МК. Не стоит из-за этого расстраиваться, это обычная реакция людей. Вообще у нас в штабах мы тоже сталкивались с этим на выборах, особенно в штабе Навального. Приходят люди, даже компетентные — директора организаций, которые хотят помочь, но они не знают как, поэтому дают совет. А совет только мешает, потому что ты все уже придумал, у тебя две недели до выборов — а тут они совет! Во-первых, мы ввели правило: если вы хотите дать совет, вы должны прислать в штаб ящик фруктов. Совет принимается только с ящиком фруктов. И со временем у нас, во-первых, появились фрукты и все были довольны, а во-вторых, советов стало намного меньше. А те, которые были, были очень продуманными. Во-вторых, очень важно, чтобы людям было как применить свою энергию. Они хотят помочь, но не знают как, поэтому начинают советовать и критиковать. У нас очень работало поручение изготовить какой-нибудь красивый агитматериал. Понятно, что это выборы, а у вас совершенно другая ситуация. Я не знаю, может быть, у вас вообще нельзя сделать материалы. Или например, на моей кампании, когда я сам избирался в 2014 году, мы выпускали газету.  Я написал про себя 18 полос. Хочешь помочь — вот тебе пачка газет, иди раздай ее в своем доме, поговори с людьми, объясни, кто такой. Или в вашем случае — что происходит, почему это важно. В своем доме люди встретят и тех, кто не в курсе. Будут такие! Кажется что все в курсе, но на самом деле нет. Особенно пожилые могут такие быть. Вы объясните, дадите им газету, они почитают, ознакомятся — и вы вовлечете в протест больше людей. Вот у вас действия. Когда у вас есть, как применить свою энергию на пользу, то намного меньше энергии будет употреблять на то, чтобы давать советы или критиковать. Поэтому надо придумать какую-то структуру. Я в одном из роликов говорил, что если бы была газета или какой-то красивый материал, где рассказывалось бы о пытках, которые были, о вреде Лукашенко и почему вредно, чтобы он дальше был президент, о том, что за протест происходит, с красивыми фотками. Сделать такую газету и предлагать ее как-то раздавать. Я не знаю, насколько это возможно у вас, может ее сразу отберут и всех пересажают.
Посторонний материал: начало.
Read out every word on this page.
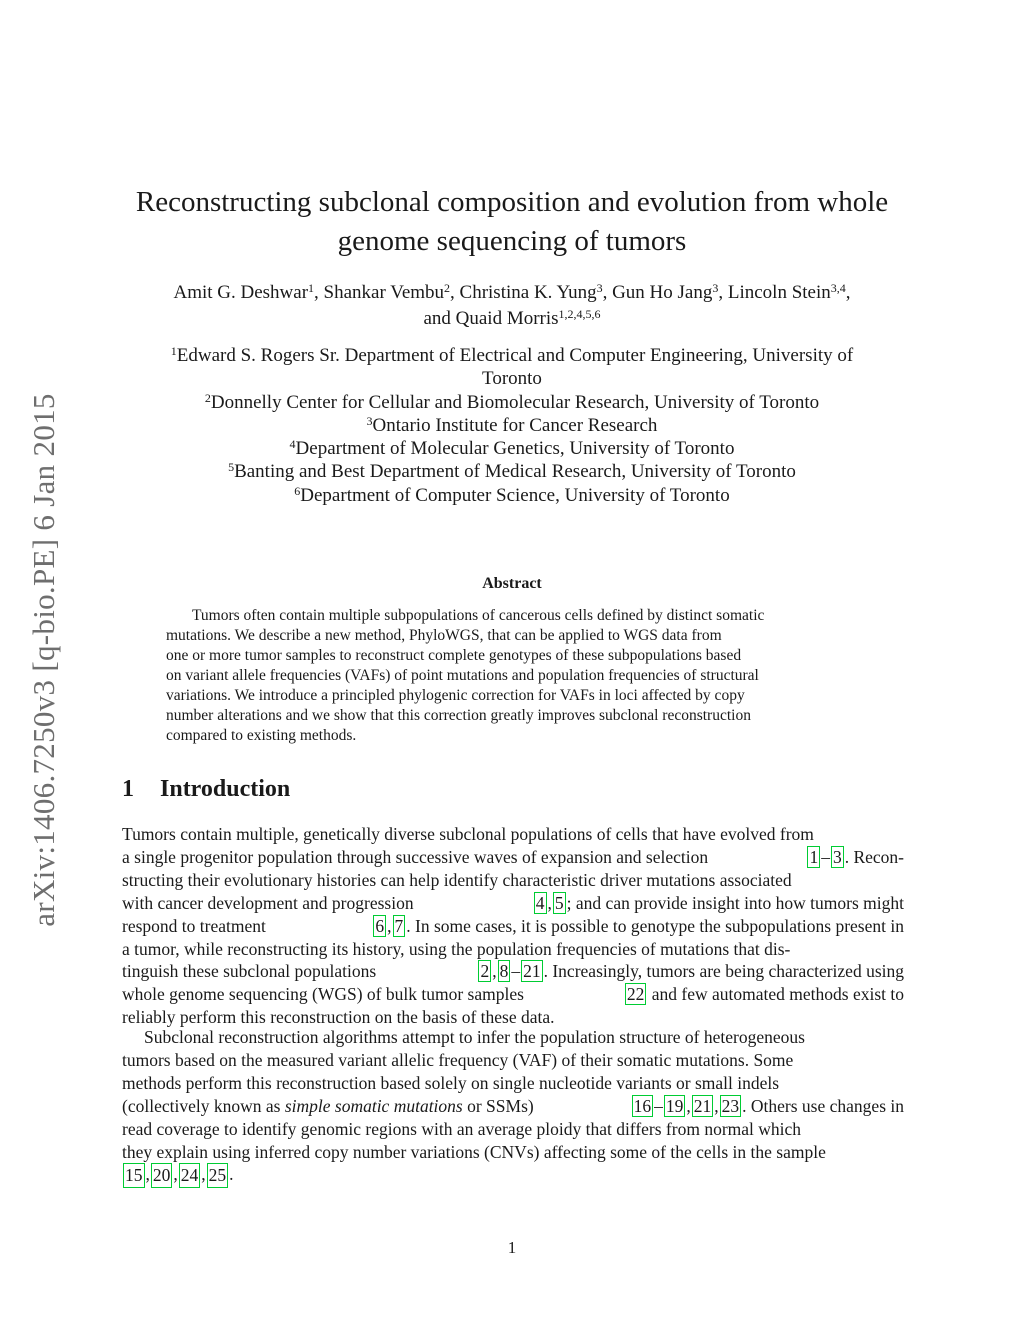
arXiv:1406.7250v3 [q-bio.PE] 6 Jan 2015
Reconstructing subclonal composition and evolution from whole
genome sequencing of tumors
Amit G. Deshwar$^1$, Shankar Vembu$^2$, Christina K. Yung$^3$, Gun Ho Jang$^3$, Lincoln Stein$^{3,4}$,
and Quaid Morris$^{1,2,4,5,6}$
$^1$Edward S. Rogers Sr. Department of Electrical and Computer Engineering, University of
Toronto
$^2$Donnelly Center for Cellular and Biomolecular Research, University of Toronto
$^3$Ontario Institute for Cancer Research
$^4$Department of Molecular Genetics, University of Toronto
$^5$Banting and Best Department of Medical Research, University of Toronto
$^6$Department of Computer Science, University of Toronto
Abstract
Tumors often contain multiple subpopulations of cancerous cells defined by distinct somatic
mutations. We describe a new method, PhyloWGS, that can be applied to WGS data from
one or more tumor samples to reconstruct complete genotypes of these subpopulations based
on variant allele frequencies (VAFs) of point mutations and population frequencies of structural
variations. We introduce a principled phylogenic correction for VAFs in loci affected by copy
number alterations and we show that this correction greatly improves subclonal reconstruction
compared to existing methods.
1 Introduction
Tumors contain multiple, genetically diverse subclonal populations of cells that have evolved from
a single progenitor population through successive waves of expansion and selection	1 – 3 . Recon-
structing their evolutionary histories can help identify characteristic driver mutations associated
with cancer development and progression	4 , 5 ; and can provide insight into how tumors might
respond to treatment	6 , 7 . In some cases, it is possible to genotype the subpopulations present in
a tumor, while reconstructing its history, using the population frequencies of mutations that dis-
tinguish these subclonal populations	2 , 8 – 21 . Increasingly, tumors are being characterized using
whole genome sequencing (WGS) of bulk tumor samples	22 and few automated methods exist to
reliably perform this reconstruction on the basis of these data.
Subclonal reconstruction algorithms attempt to infer the population structure of heterogeneous
tumors based on the measured variant allelic frequency (VAF) of their somatic mutations. Some
methods perform this reconstruction based solely on single nucleotide variants or small indels
(collectively known as simple somatic mutations or SSMs)	16 – 19 , 21 , 23 . Others use changes in
read coverage to identify genomic regions with an average ploidy that differs from normal which
they explain using inferred copy number variations (CNVs) affecting some of the cells in the sample
15 , 20 , 24 , 25 .
1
МК. С этим очень сложно. Есть такие инициативы, но это листовки или что-то такое. Но с газетами у нас очень сложно. Некоторые газеты, например «Комсомольская правда», пытались печатать выпуски, в которых рассказывали о пытках,  — и сейчас уже опять прекратилось, там уже все прекрасное.

МК. Комбайны с посевной? У меня ролик завтра выходит про то, как победили протесты в разных странах — и там как раз про эти комбайны с посевной. У нас транслируется в России по обычному телевидению беларуские каналы. И у меня родители рассказывают: «Мы прощелкали, поймали беларуский канал — и там комбайн с посевной». Я посмотрел статистику по экспорту зерна. В Литве экспортируется зерна в 4000 раз больше, чем из Беларуси. Какие-то совершенно огромные цифры. Эти комбайны все фейковые — и это очень любопытно, насколько это все просто фейковое — вся эта пропаганда. Насчет газеты я не знаю, возможно ли напечатать у вас газету и сделать какие-то пункты ее раздачи, может, нельзя. Но даже можно без газеты, можно просто сказать людям: «Если вы очень хотите помочь, вы сидите дома, у вас тревожность, вы думаете, как бы не слился протест, ну выйдите из дома, пройдите по этажам, позвоните в квартиры и с соседями поговорите: «Знаете ли вы, что в воскресенье марш? Вы были на прошлом? Я хожу! Давайте я объясню, почему это важно, почему именно вы там нужны». Обойдите свой дом и вовлеките его весь в протест, если вы так обеспокоены. И не давите на своих политических лидеров. Вовлеките всех в протест, чтобы в следующий раз не вы один пошли на марш, а весь дом». Вот это будет намного лучше, чем совет давать.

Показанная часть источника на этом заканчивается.